Among some tested compounds, the following compounds have better control effect on armyworm at a concentration of 600ppm, and the mortality rate is 100%: 1, 1a, 2, 3, 4, 5, 6, 7, 8, 10.

According to the above method, compounds 3a and 9 were selected and the known compound KC (compound 213 in WO9604228A1) was selected to measure the armyworm killing activity. The test results are shown in Table 6.

Table 6 Armycidal activity (application concentration: 10ppm)

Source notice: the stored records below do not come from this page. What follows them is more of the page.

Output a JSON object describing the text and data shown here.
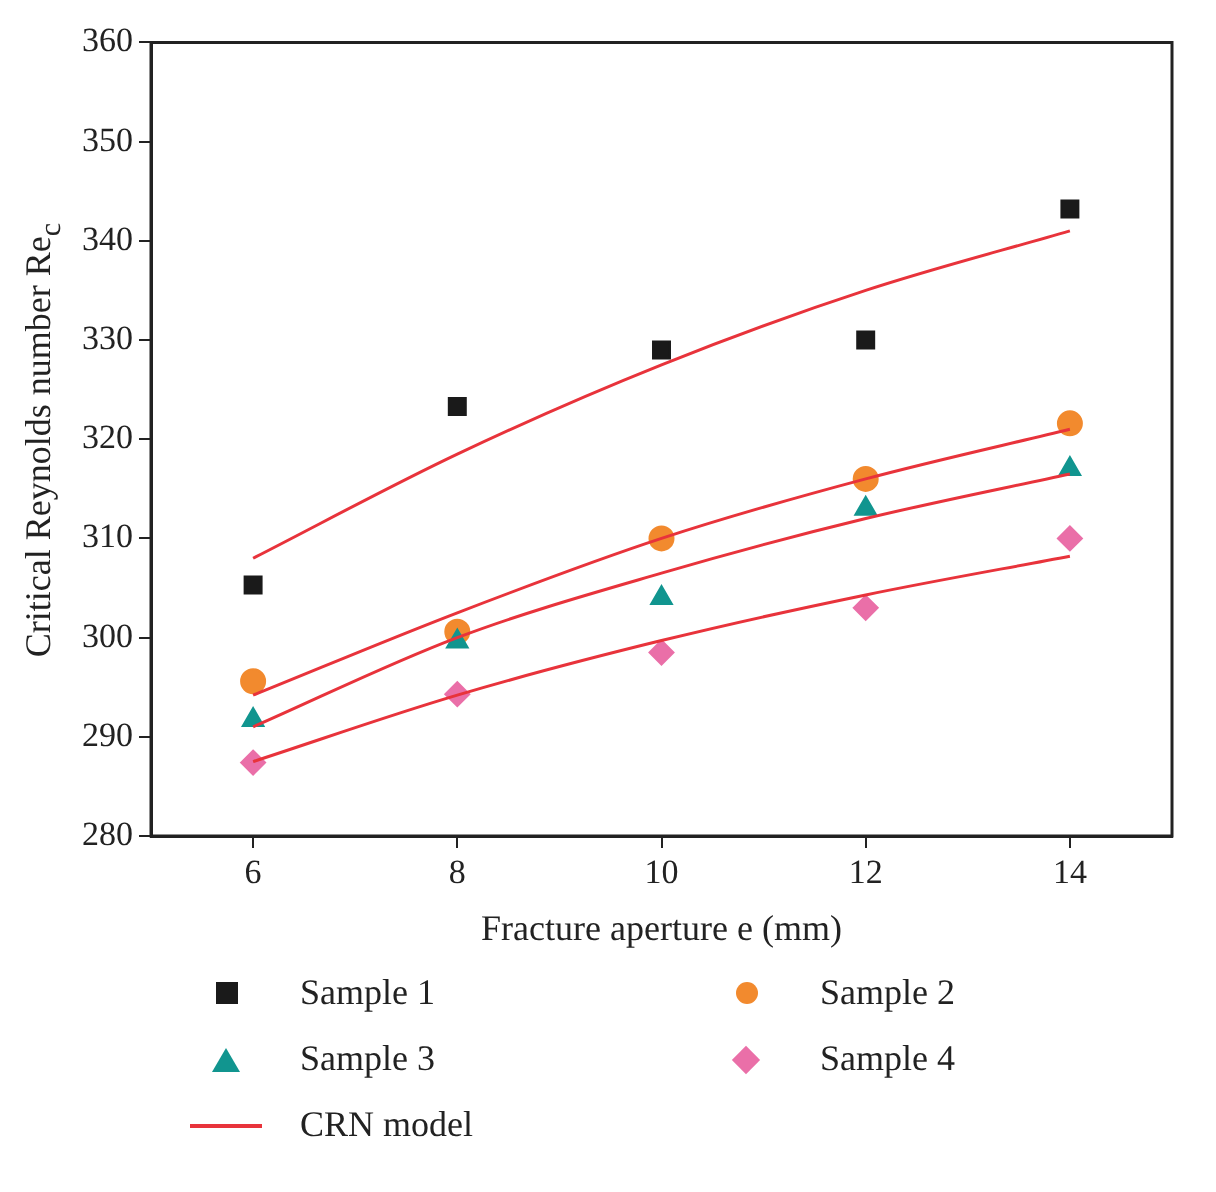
{
  "chart_data": {
    "type": "scatter",
    "xlabel": "Fracture aperture e (mm)",
    "ylabel": "Critical Reynolds number Re$_{c}$",
    "x": [
      6,
      8,
      10,
      12,
      14
    ],
    "series": [
      {
        "name": "Sample 1",
        "color": "#1a1a1a",
        "marker": "square",
        "values": [
          305.3,
          323.3,
          329,
          330,
          343.2
        ]
      },
      {
        "name": "Sample 2",
        "color": "#f28a2e",
        "marker": "circle",
        "values": [
          295.6,
          300.6,
          310,
          316,
          321.6
        ]
      },
      {
        "name": "Sample 3",
        "color": "#11958f",
        "marker": "triangle",
        "values": [
          291.7,
          299.6,
          304,
          313,
          317
        ]
      },
      {
        "name": "Sample 4",
        "color": "#ea6fa8",
        "marker": "diamond",
        "values": [
          287.4,
          294.3,
          298.5,
          303,
          310
        ]
      },
      {
        "name": "CRN model",
        "type": "line",
        "color": "#e8333b",
        "marker": "none",
        "values": [
          308,
          318.5,
          327.5,
          335,
          341
        ]
      },
      {
        "type": "line",
        "color": "#e8333b",
        "marker": "none",
        "values": [
          294.2,
          302.5,
          310,
          316,
          321
        ]
      },
      {
        "type": "line",
        "color": "#e8333b",
        "marker": "none",
        "values": [
          291,
          300,
          306.5,
          312,
          316.5
        ]
      },
      {
        "type": "line",
        "color": "#e8333b",
        "marker": "none",
        "values": [
          287.5,
          294.2,
          299.7,
          304.3,
          308.2
        ]
      }
    ],
    "xlim": [
      5,
      15
    ],
    "xticks": [
      6,
      8,
      10,
      12,
      14
    ],
    "ylim": [
      280,
      360
    ],
    "yticks": [
      280,
      290,
      300,
      310,
      320,
      330,
      340,
      350,
      360
    ],
    "grid": false,
    "legend": "bottom"
  }
}
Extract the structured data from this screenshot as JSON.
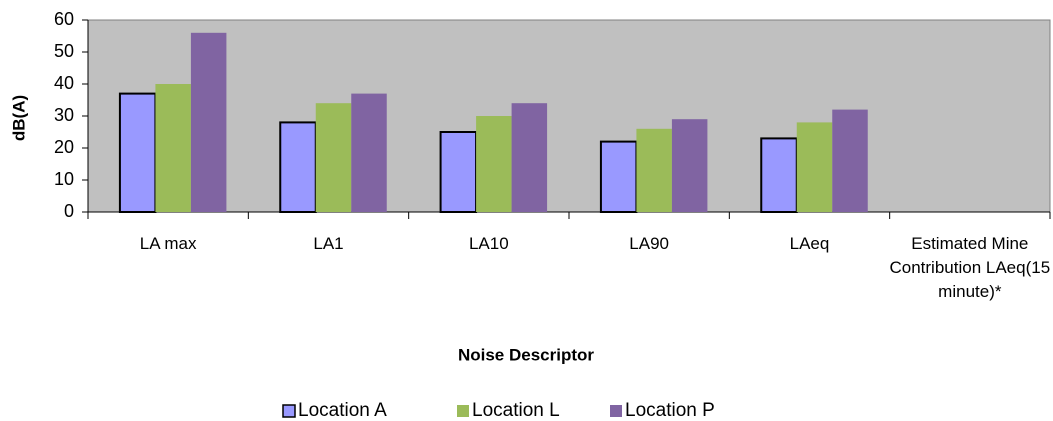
{
  "chart_data": {
    "type": "bar",
    "categories": [
      "LA max",
      "LA1",
      "LA10",
      "LA90",
      "LAeq",
      "Estimated Mine Contribution LAeq(15 minute)*"
    ],
    "series": [
      {
        "name": "Location A",
        "color": "#9999ff",
        "values": [
          37,
          28,
          25,
          22,
          23,
          null
        ]
      },
      {
        "name": "Location L",
        "color": "#9bbb59",
        "values": [
          40,
          34,
          30,
          26,
          28,
          null
        ]
      },
      {
        "name": "Location P",
        "color": "#8064a2",
        "values": [
          56,
          37,
          34,
          29,
          32,
          null
        ]
      }
    ],
    "x_label": "Noise Descriptor",
    "y_label": "dB(A)",
    "ylim": [
      0,
      60
    ],
    "yticks": [
      0,
      10,
      20,
      30,
      40,
      50,
      60
    ],
    "grid": false,
    "legend": "bottom",
    "plot_background": "#c0c0c0"
  }
}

compound Insecticidal activity (mortality, %) 3a 70 9 70 KC 0

Claims (6)

1. A dichloropropene compound, as shown in general formula I:

In the formula: Q is selected from _Q1 or _Q2 as shown below:

in: Q is selected from _Q1 or _Q2 ; X is selected from O; R ₁ , R ₅ , R ₈ are selected from H; R ₂ and R ₃ are selected from H, chlorine or trifluoromethyl; _R is selected from H or chlorine; R ₆ and R ₇ are selected from H or trifluoromethyl; n=1 or 2. 2. according to the described compound of claim 1, it is characterized in that, following compound in general formula I: Q is selected from _Q1 ; R ₁ , R ₃ , R ₄ are selected from H; R ₂ is selected from trifluoromethyl; n=2. 3. according to the described compound of claim 1, it is characterized in that, the following compound in general formula I: Q is selected from Q ₂ ; R ₅ , R ₆ , R ₈ are selected from H; R ₇ is selected from trifluoromethyl; n=2. 4. A use of the compound of general formula I according to claim 1 to control agricultural or forestry pests. 5. A pesticidal composition, containing the general formula I compound as claimed in claim 1 as an active component and an agricultural or forestry acceptable carrier, the weight percentage of the active component in the composition is 1-99 %. 6. A method for controlling agricultural or forestry pests, characterized in that: the composition according to claim 5 is applied to the pests to be controlled or the growth medium thereof at an effective dose of 10 grams to 1000 grams per hectare.